Andi menyebut karena tidak terdaftar di Pertamina, pihaknya mengaku tidak tahu tentang keberadaan gudang itu. Begitu pula dengan mobil dan dump truk yang juga tidak terdaftar di Pertamina, sulit diawasi pergerakannya.

“Karena setelah keluar dari SPBU (stasiun pengisian bahan bakar umum), mobil itu ke mana, kami tidak tahu,” katanya.

Meski begitu, sejumlah SPBU akan diselidiki keterlibatannya dalam kasus penimbunan solar bersubsidi itu. Andi menjelaskan jika ada operator di pom bensin yang kedapatan sengaja melayani penimbun solar meski tahu mobilnya sudah dimodifikasi, akan ditindak tegas.

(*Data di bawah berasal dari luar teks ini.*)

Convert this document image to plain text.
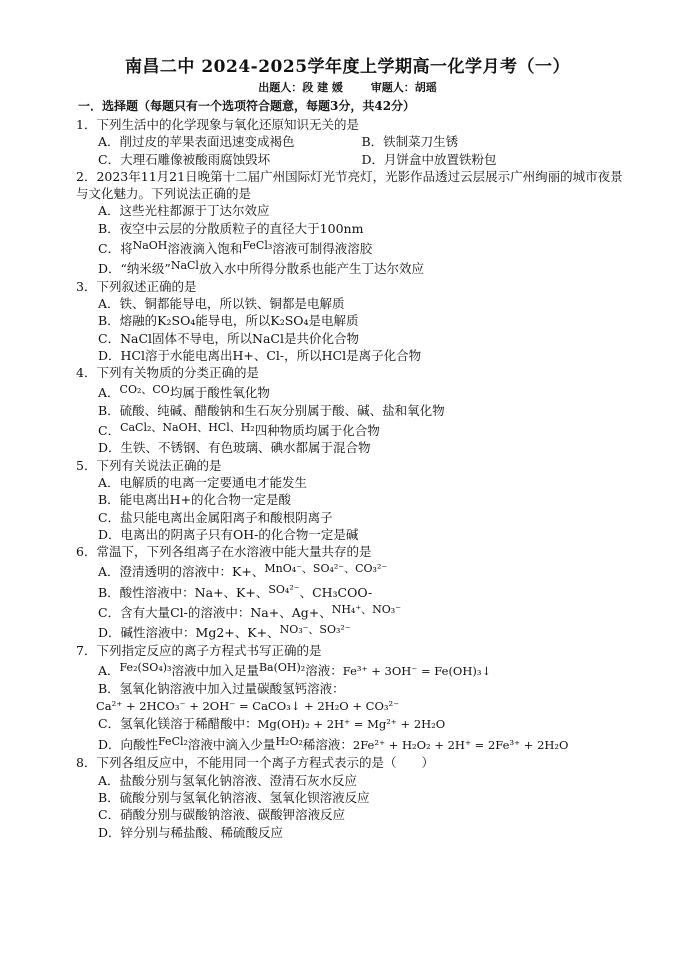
南昌二中 2024-2025学年度上学期高一化学月考（一）
出题人：段 建 媛	审题人：胡瑶
一．选择题（每题只有一个选项符合题意，每题3分，共42分）
1．下列生活中的化学现象与氧化还原知识无关的是
A．削过皮的苹果表面迅速变成褐色	B．铁制菜刀生锈
C．大理石雕像被酸雨腐蚀毁坏	D．月饼盒中放置铁粉包
2．2023年11月21日晚第十二届广州国际灯光节亮灯，光影作品透过云层展示广州绚丽的城市夜景与文化魅力。下列说法正确的是
A．这些光柱都源于丁达尔效应
B．夜空中云层的分散质粒子的直径大于100nm
C．将NaOH溶液滴入饱和FeCl₃溶液可制得液溶胶
D．“纳米级”NaCl放入水中所得分散系也能产生丁达尔效应
3．下列叙述正确的是
A．铁、铜都能导电，所以铁、铜都是电解质
B．熔融的K₂SO₄能导电，所以K₂SO₄是电解质
C．NaCl固体不导电，所以NaCl是共价化合物
D．HCl溶于水能电离出H+、Cl-，所以HCl是离子化合物
4．下列有关物质的分类正确的是
A．CO₂、CO均属于酸性氧化物
B．硫酸、纯碱、醋酸钠和生石灰分别属于酸、碱、盐和氧化物
C．CaCl₂、NaOH、HCl、H₂四种物质均属于化合物
D．生铁、不锈钢、有色玻璃、碘水都属于混合物
5．下列有关说法正确的是
A．电解质的电离一定要通电才能发生
B．能电离出H+的化合物一定是酸
C．盐只能电离出金属阳离子和酸根阴离子
D．电离出的阴离子只有OH-的化合物一定是碱
6．常温下，下列各组离子在水溶液中能大量共存的是
A．澄清透明的溶液中：K+、MnO₄⁻、SO₄²⁻、CO₃²⁻
B．酸性溶液中：Na+、K+、SO₄²⁻、CH₃COO-
C．含有大量Cl-的溶液中：Na+、Ag+、NH₄⁺、NO₃⁻
D．碱性溶液中：Mg2+、K+、NO₃⁻、SO₃²⁻
7．下列指定反应的离子方程式书写正确的是
A．Fe₂(SO₄)₃溶液中加入足量Ba(OH)₂溶液：Fe³⁺ + 3OH⁻ = Fe(OH)₃↓
B．氢氧化钠溶液中加入过量碳酸氢钙溶液：
Ca²⁺ + 2HCO₃⁻ + 2OH⁻ = CaCO₃↓ + 2H₂O + CO₃²⁻
C．氢氧化镁溶于稀醋酸中：Mg(OH)₂ + 2H⁺ = Mg²⁺ + 2H₂O
D．向酸性FeCl₂溶液中滴入少量H₂O₂稀溶液：2Fe²⁺ + H₂O₂ + 2H⁺ = 2Fe³⁺ + 2H₂O
8．下列各组反应中，不能用同一个离子方程式表示的是（　　）
A．盐酸分别与氢氧化钠溶液、澄清石灰水反应
B．硫酸分别与氢氧化钠溶液、氢氧化钡溶液反应
C．硝酸分别与碳酸钠溶液、碳酸钾溶液反应
D．锌分别与稀盐酸、稀硫酸反应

“CCTV di SPBU akan kami cek. Apabila ada kesengajaan dari operator, pasti akan kami lakukan pembinaan kepada SPBU tersebut. Karena sistem di SPBU sebenarnya sudah rapi. Operator (pengisian bahan bakar di SPBU) melihat ada barcode yang sesuai dengan nopolnya, baru dilayani,” jelasnya.

Andi menegaskan kandungan solar bersubsidi dengan solar yang dijual untuk pelaku di sektor industri tidak berbeda. Hanya, solar yang digunakan untuk kepentingan industrial wajib dibeli di depo khusus, bukan di pom bensin. “Itulah salahnya mereka,” katanya.

Dirreskrimum Polda Bali Kombes Teguh Widodo mengatakan masih ada timbunan solar yang belum sempat dijual Tompel ke konsumennya. Tanpa menyebut berapa banyak, Teguh mengatakan, pihaknya berencana melelang solar dan truk tangkinya.

“Akan dicarikan tempat simpan BBM. Akan diuji lab terkait kandungannya. Lalu, kami akan lakukan lelang untuk mengantisipasi BBM itu menguap. Uang hasil lelangnya akan disetorkan ke negara,” kata Teguh.

Teguh mengatakan Tompel dan empat anak buahnya bernama I Made Adi Suryanegara, I Nengah Dirka alias Goler, I Made Agus Gora Wirawan, dan Edwardus Anugrah Hambur kini sudah berstatus tersangka. Mereka sudah menimbun solar bersubsidi selama lima bulan.

Keuntungan sebesar Rp 4,8 miliar yang didapat Tompel dari membeli solar bersubsidi di pom bensin seharga Rp 6.500 dan dijual ke konsumennya seharga Rp 13 ribu itu juga belum dipastikan. Teguh mengatakan, penyidikan terhadap kasus itu masih berlanjut. Penghitungan keuntungan yang didapat Tompel dan kerugian negara akibat penimbunan solar itu juga masih di kalkulasi.

“Masih perhitungan dari hasil pemeriksaan (para tersangka). Masih kami telusuri, mereka dapat berapa (dari jualan solar bersubsidi), ke mana saja aset-asetnya,” katanya.